India's excess fluoride in groundwater
Fluoride occurs naturally in groundwater. In small amounts, this is usually not a problem, but in India the concentration in many places exceeds the threshold at which is starts to present a health hazard. According to estimates by Eawag researchers, based on new computer models, more than a hundred million people are affected.
Many Indian lakes and rivers are polluted, and drinking from them is a health hazard. For this reason, more and more people in India are pumping ever-greater quantities of water—assumed to be clean groundwater – from underground wells. But in many places, this is also contaminated – with fluoride. Excess quantities of fluoride present a threat to health and lead to growth disorders, damage to teeth and bone deformation in those affected. Most of the fluoride collects underground as a result of natural weathering and ends up in the groundwater. The World Health Organisation WHO regards a concentration of more than 1.5 milligrams per litre as the threshold level. Eawag researchers working with the geophysicist Joel Podgorski, in collaboration with Indian experts, have shown that in India around 120 million people live in areas in which the groundwater exceeds this limit. The study appeared this week in the professional journal Environmental Science and Technology. It was financed partly by the Swiss Agency for Development and Cooperation SDC.
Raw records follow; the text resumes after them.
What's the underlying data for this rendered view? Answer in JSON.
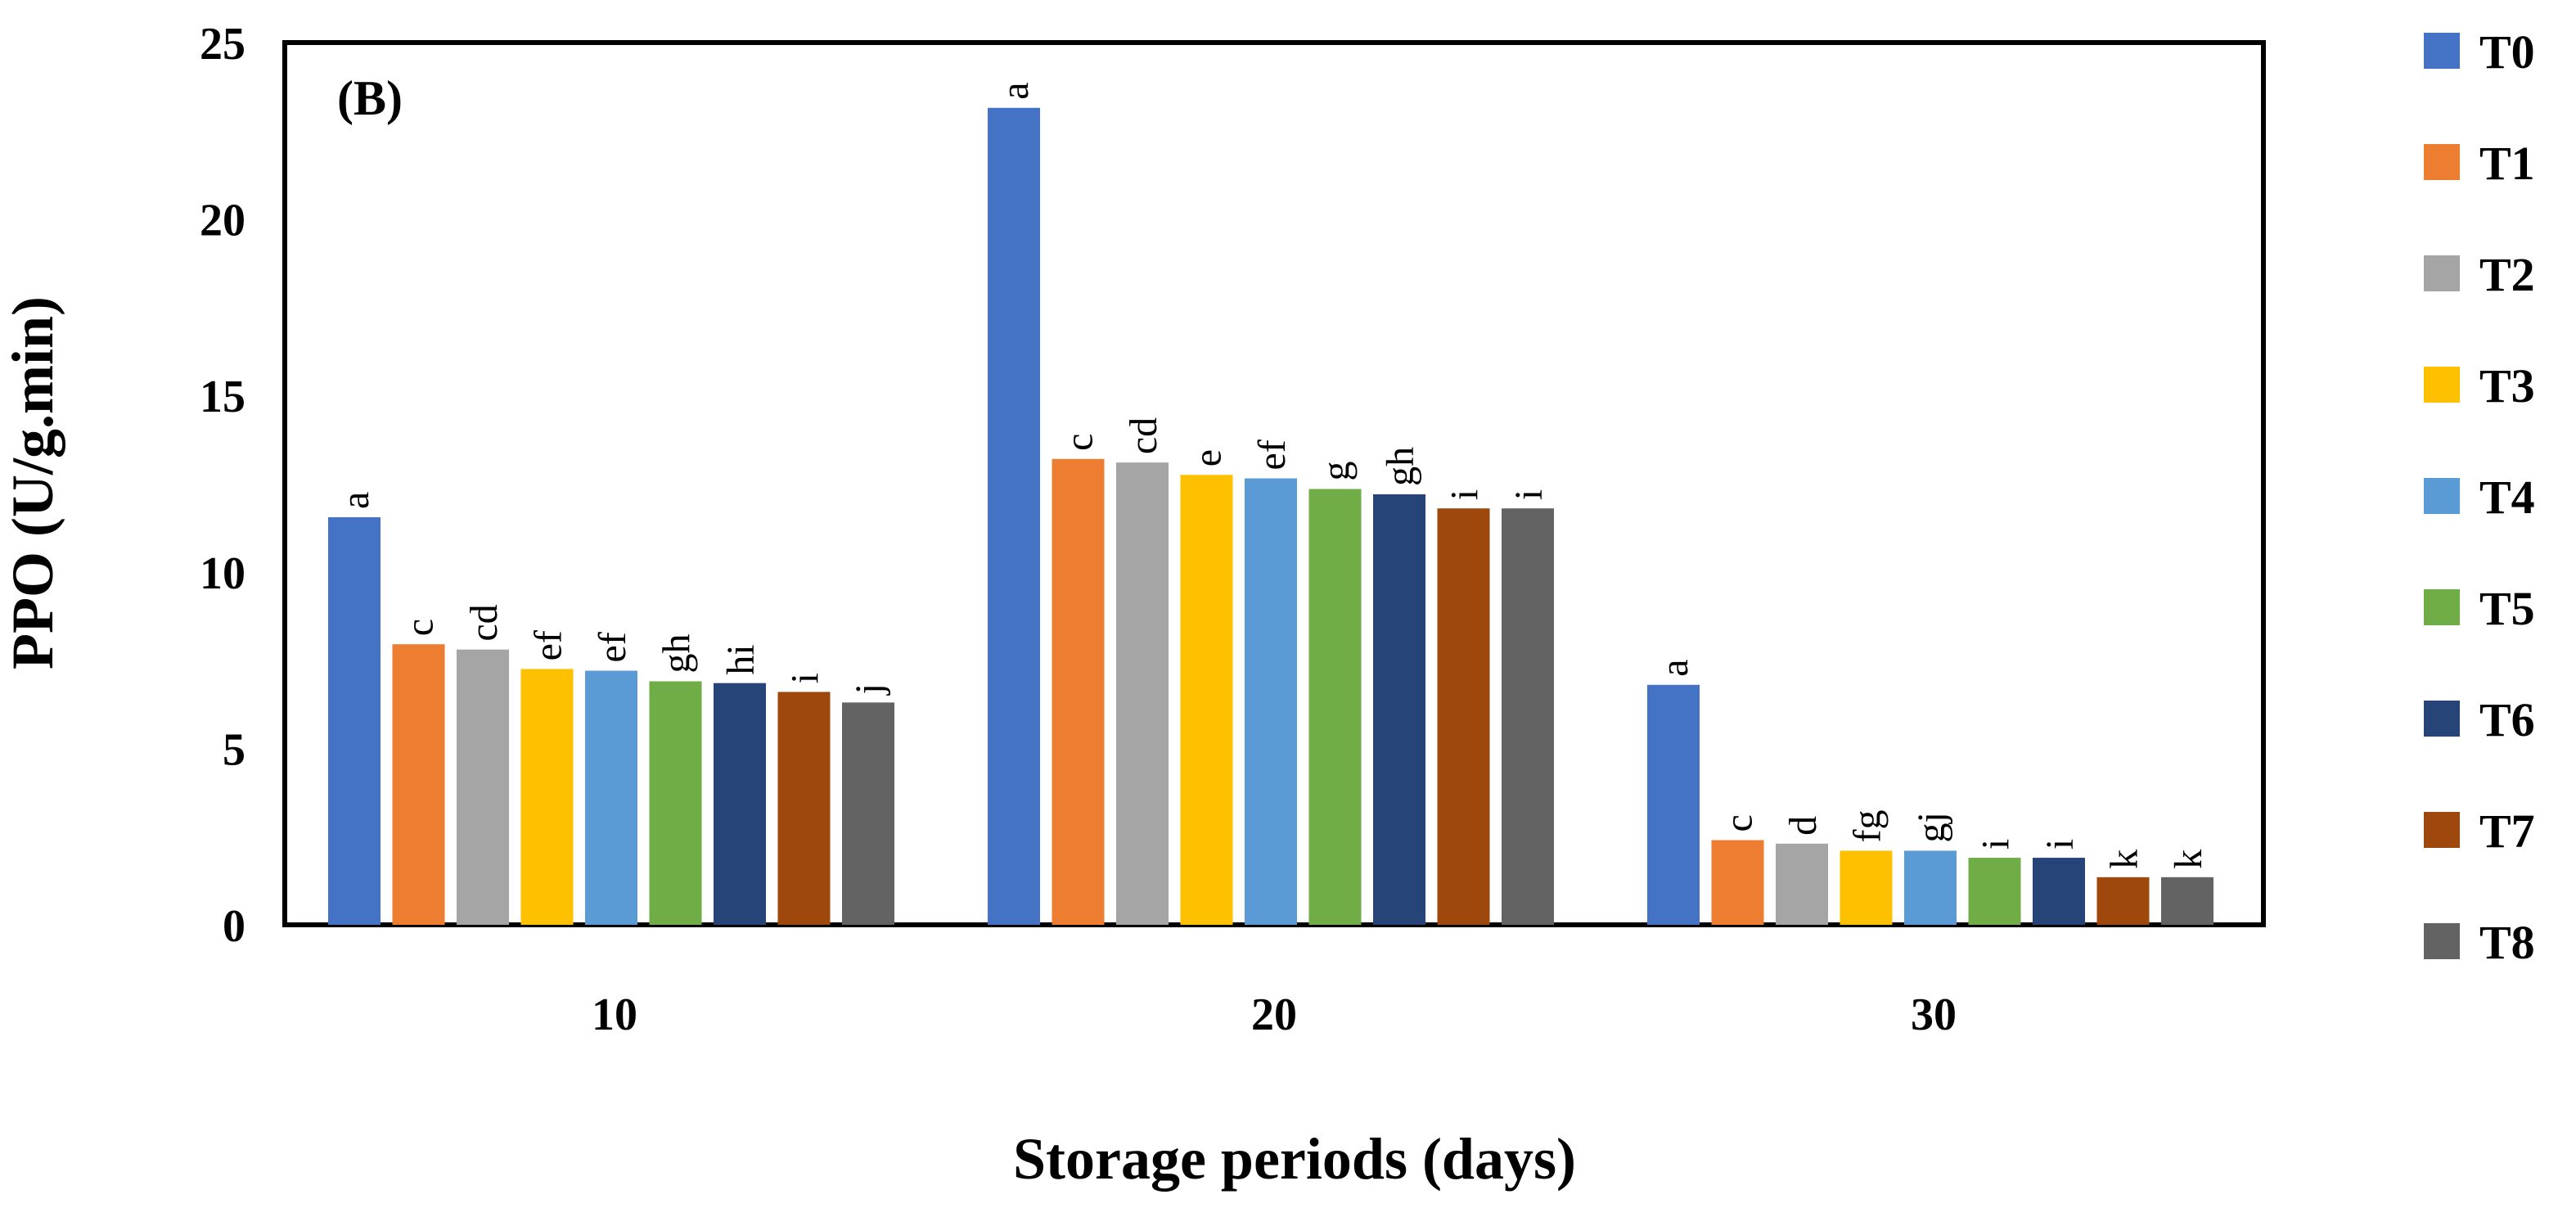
{
  "chart_data": {
    "type": "bar",
    "panel_label": "(B)",
    "title": "",
    "xlabel": "Storage periods (days)",
    "ylabel": "PPO (U/g.min)",
    "ylim": [
      0,
      25
    ],
    "yticks": [
      "0",
      "5",
      "10",
      "15",
      "20",
      "25"
    ],
    "grid": false,
    "legend_position": "right",
    "categories": [
      "10",
      "20",
      "30"
    ],
    "series": [
      {
        "name": "T0",
        "color": "#4472C4",
        "values": [
          11.55,
          23.15,
          6.8
        ],
        "labels": [
          "a",
          "a",
          "a"
        ]
      },
      {
        "name": "T1",
        "color": "#ED7D31",
        "values": [
          7.95,
          13.2,
          2.4
        ],
        "labels": [
          "c",
          "c",
          "c"
        ]
      },
      {
        "name": "T2",
        "color": "#A5A5A5",
        "values": [
          7.8,
          13.1,
          2.3
        ],
        "labels": [
          "cd",
          "cd",
          "d"
        ]
      },
      {
        "name": "T3",
        "color": "#FFC000",
        "values": [
          7.25,
          12.75,
          2.1
        ],
        "labels": [
          "ef",
          "e",
          "fg"
        ]
      },
      {
        "name": "T4",
        "color": "#5B9BD5",
        "values": [
          7.2,
          12.65,
          2.1
        ],
        "labels": [
          "ef",
          "ef",
          "gj"
        ]
      },
      {
        "name": "T5",
        "color": "#70AD47",
        "values": [
          6.9,
          12.35,
          1.9
        ],
        "labels": [
          "gh",
          "g",
          "i"
        ]
      },
      {
        "name": "T6",
        "color": "#264478",
        "values": [
          6.85,
          12.2,
          1.9
        ],
        "labels": [
          "hi",
          "gh",
          "i"
        ]
      },
      {
        "name": "T7",
        "color": "#9E480E",
        "values": [
          6.6,
          11.8,
          1.35
        ],
        "labels": [
          "i",
          "i",
          "k"
        ]
      },
      {
        "name": "T8",
        "color": "#636363",
        "values": [
          6.3,
          11.8,
          1.35
        ],
        "labels": [
          "j",
          "i",
          "k"
        ]
      }
    ]
  }
}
More than 13,000 fluoride measurements as the starting point
In order to determine the extent of fluoride-contaminated groundwater, the researchers developed a computer model based on 13,000 fluoride measurements. The data was collected all over the country by employees of the Indian Central Ground Water Board between 2013 and 2015. Additional information about the geology, topography, temperature and precipitation values also fed into the model. A geostatistical prediction model was thereby created that shows the locations on the Asian subcontinent where there is a high risk of the threshold concentration of fluoride in groundwater being exceeded.
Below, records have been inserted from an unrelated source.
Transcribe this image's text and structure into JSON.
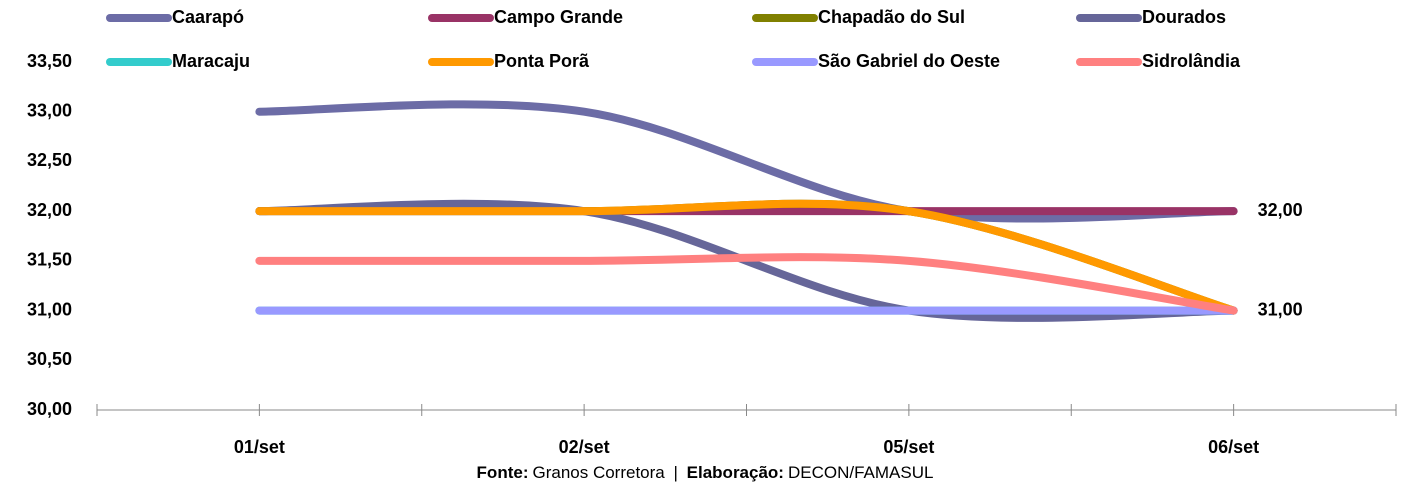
{
  "chart_data": {
    "type": "line",
    "smooth": true,
    "legend_position": "top",
    "categories": [
      "01/set",
      "02/set",
      "05/set",
      "06/set"
    ],
    "ylim": [
      30,
      33.5
    ],
    "yticks": [
      {
        "value": 30,
        "label": "30,00"
      },
      {
        "value": 30.5,
        "label": "30,50"
      },
      {
        "value": 31,
        "label": "31,00"
      },
      {
        "value": 31.5,
        "label": "31,50"
      },
      {
        "value": 32,
        "label": "32,00"
      },
      {
        "value": 32.5,
        "label": "32,50"
      },
      {
        "value": 33,
        "label": "33,00"
      },
      {
        "value": 33.5,
        "label": "33,50"
      }
    ],
    "series": [
      {
        "name": "Caarapó",
        "color": "#6c6ca6",
        "values": [
          33,
          33,
          32,
          32
        ]
      },
      {
        "name": "Campo Grande",
        "color": "#993366",
        "values": [
          32,
          32,
          32,
          32
        ],
        "value_labels": [
          null,
          null,
          null,
          "32,00"
        ]
      },
      {
        "name": "Chapadão do Sul",
        "color": "#808000",
        "values": [
          32,
          32,
          32,
          31
        ]
      },
      {
        "name": "Dourados",
        "color": "#666699",
        "values": [
          32,
          32,
          31,
          31
        ]
      },
      {
        "name": "Maracaju",
        "color": "#33cccc",
        "values": [
          31,
          31,
          31,
          31
        ]
      },
      {
        "name": "Ponta Porã",
        "color": "#ff9900",
        "values": [
          32,
          32,
          32,
          31
        ],
        "value_labels": [
          null,
          null,
          null,
          "31,00"
        ]
      },
      {
        "name": "São Gabriel do Oeste",
        "color": "#9999ff",
        "values": [
          31,
          31,
          31,
          31
        ]
      },
      {
        "name": "Sidrolândia",
        "color": "#ff8080",
        "values": [
          31.5,
          31.5,
          31.5,
          31
        ]
      }
    ]
  },
  "footer": {
    "source_label": "Fonte:",
    "source": "Granos Corretora",
    "separator": "|",
    "credit_label": "Elaboração:",
    "credit": "DECON/FAMASUL"
  }
}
According to this model, there are many areas in the western and southern parts of the country in particular that are thought likely to contain fluoride-contaminated water. Combining this result with current population counts, the researchers calculated that nearly one in ten people in India could be affected by excessive fluoride concentrations. Geophysicist Podgorski stresses that the map cannot be used directly to determine which wells are safe and which unsafe; the resolution is not high enough. But the hazard map allows local officials to carry out specific analyses in high-risk areas.
Not only fluoride, but geologically enriched arsenic, also is a significant problem in India's groundwater. The researchers working with Podgorski are therefore planning to compile a hazard map for this substance as well. "A hazard map doesn't help anyone, of course, but it provides the authorities with an extremely good basis for targeted investigations and the development of future water strategies," says Podgorski.